上のような response_time の値をもつログから

  • 平均応答時間
  • p95 応答時間
  • 1000ms を超えた応答の数
  • 1000ms を超えた応答の数の割合

を1クエリで集計します。

stats count(*) as total,
  avg(response_time) as response_avg,
  pct(response_time, 95) as response_p95,
  sum(response_time >= 1000) as over_1s_count
| display response_avg, response_p95, over_1s_count, (over_1s_count / total * 100) as over_1s_rate

sum(response_time >= 1000) の部分は条件付きカウントを利用しています。
仮に filter コマンドで response_time が大きいログだけに絞ってしまうと、count(*) as total で取れる値が 「全体の応答の数」ではなく「response_time が大きい応答の数」になってしまい、全体の応答数などとの比較ができなくなります。

以下のような結果が得られます。

response_avg response_p95 over_1s_count over_1s_rate
14.9973 20.3021 3 0.3166

グループごとに複数項目の集計をしたい

例: パスごとの応答時間の傾向について、複数の条件 (avg, p95, etc...) で集計する

上記のクエリにグルーピングも追加してみます。
以下のようなログからパスでグルーピングして、パスごとのレイテンシ状況を集計します。

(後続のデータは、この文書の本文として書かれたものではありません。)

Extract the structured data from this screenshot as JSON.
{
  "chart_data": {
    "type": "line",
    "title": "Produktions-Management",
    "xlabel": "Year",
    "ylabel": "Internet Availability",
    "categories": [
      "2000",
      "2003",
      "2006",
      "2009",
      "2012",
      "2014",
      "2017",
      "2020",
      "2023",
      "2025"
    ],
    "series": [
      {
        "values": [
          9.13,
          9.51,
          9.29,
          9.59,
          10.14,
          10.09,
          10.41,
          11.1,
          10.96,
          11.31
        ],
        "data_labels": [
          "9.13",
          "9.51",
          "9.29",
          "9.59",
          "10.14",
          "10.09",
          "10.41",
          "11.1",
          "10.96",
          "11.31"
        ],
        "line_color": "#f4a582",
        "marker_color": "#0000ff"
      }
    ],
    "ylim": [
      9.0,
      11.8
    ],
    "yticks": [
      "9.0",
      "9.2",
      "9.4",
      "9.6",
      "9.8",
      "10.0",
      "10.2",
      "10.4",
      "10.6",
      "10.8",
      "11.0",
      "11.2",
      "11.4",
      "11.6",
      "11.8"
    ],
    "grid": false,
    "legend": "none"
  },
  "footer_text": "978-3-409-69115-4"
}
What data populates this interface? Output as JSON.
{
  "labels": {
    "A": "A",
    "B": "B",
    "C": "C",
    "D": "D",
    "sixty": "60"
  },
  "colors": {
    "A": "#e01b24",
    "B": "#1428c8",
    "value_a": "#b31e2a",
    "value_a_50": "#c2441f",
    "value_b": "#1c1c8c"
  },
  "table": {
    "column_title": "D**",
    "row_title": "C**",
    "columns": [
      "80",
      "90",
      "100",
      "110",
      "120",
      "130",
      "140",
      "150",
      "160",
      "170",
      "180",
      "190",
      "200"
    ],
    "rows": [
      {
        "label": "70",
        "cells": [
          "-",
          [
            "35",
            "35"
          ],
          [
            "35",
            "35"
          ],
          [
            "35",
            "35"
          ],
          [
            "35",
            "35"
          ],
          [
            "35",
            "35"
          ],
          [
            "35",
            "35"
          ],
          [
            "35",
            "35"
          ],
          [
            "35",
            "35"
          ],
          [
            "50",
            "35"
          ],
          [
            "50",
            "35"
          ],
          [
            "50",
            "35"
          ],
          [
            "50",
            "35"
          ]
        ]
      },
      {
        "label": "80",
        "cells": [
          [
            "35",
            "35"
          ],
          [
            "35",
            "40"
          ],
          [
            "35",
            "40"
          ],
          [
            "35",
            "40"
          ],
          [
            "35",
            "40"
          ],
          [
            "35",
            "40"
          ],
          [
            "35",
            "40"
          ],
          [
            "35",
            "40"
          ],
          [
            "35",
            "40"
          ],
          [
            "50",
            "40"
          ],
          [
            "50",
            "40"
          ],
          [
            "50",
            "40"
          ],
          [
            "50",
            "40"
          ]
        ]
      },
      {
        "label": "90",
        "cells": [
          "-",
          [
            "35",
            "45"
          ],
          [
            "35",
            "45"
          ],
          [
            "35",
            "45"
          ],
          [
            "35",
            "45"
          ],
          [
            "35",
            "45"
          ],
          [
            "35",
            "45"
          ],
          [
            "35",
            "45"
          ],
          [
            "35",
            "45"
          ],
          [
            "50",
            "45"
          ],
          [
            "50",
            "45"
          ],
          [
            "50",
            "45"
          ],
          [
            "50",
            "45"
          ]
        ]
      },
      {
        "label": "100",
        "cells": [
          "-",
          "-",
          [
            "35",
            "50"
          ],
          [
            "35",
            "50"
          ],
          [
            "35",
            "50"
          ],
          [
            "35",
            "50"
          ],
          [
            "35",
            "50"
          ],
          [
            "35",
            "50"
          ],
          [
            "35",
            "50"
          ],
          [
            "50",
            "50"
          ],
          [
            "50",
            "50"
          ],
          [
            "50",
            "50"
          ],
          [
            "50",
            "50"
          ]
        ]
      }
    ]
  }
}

{"response_time": 15, "path":"/hoge"}

先ほどからほとんど変わらず、 by キーワードの追加と display の追加で実現できます。

stats count(*) as total,
  avg(response_time) as response_avg,
  pct(response_time, 95) as response_p95,
  sum(response_time >= 1000) as over_1s_count by path
| display path, response_avg, response_p95, over_1s_count, (over_1s_count / total * 100) as over_1s_rate

以下のような結果が得られます。

path response_avg response_p95 over_1s_count over_1s_rate
/hoge 14.9973 20.3021 3 0.3166
/fuga 50.0011 80.3232 12 1.2345

sort コマンドや limit コマンドも利用することでパフォーマンスが悪いパスの一覧を得ることができます。
その他にも以下のような応用も考えられそうです。

  • status をグルーピングに追加して__パス & status ごとの応答時間傾向__を観測する
  • status のカウンターを集計項目に追加して__パスごとの応答時間傾向 + status 傾向__を観測する
  • 特定 path で filter した上で bin グルーピングを使って__特定 API の時系列での変化状況__を観測する
  • @logStream でグルーピングして__タスクやインスタンスごとのレイテンシ状況__を観測する

おわりに

比較的シンプルな使い方の延長で説明してきましたが、このくらいの知識でも集計クエリを活用できそうなシーンはだいぶ増えるのではないかと思います。

日々の運用で発生するログ調査においても、絞り込みだけでなく集計も活用することでより俯瞰的な調査を行えるようになると思います。
この記事が「クエリよくわかんないしあんまりつかってないなー :thinking: 」という方などの参考になればと思います。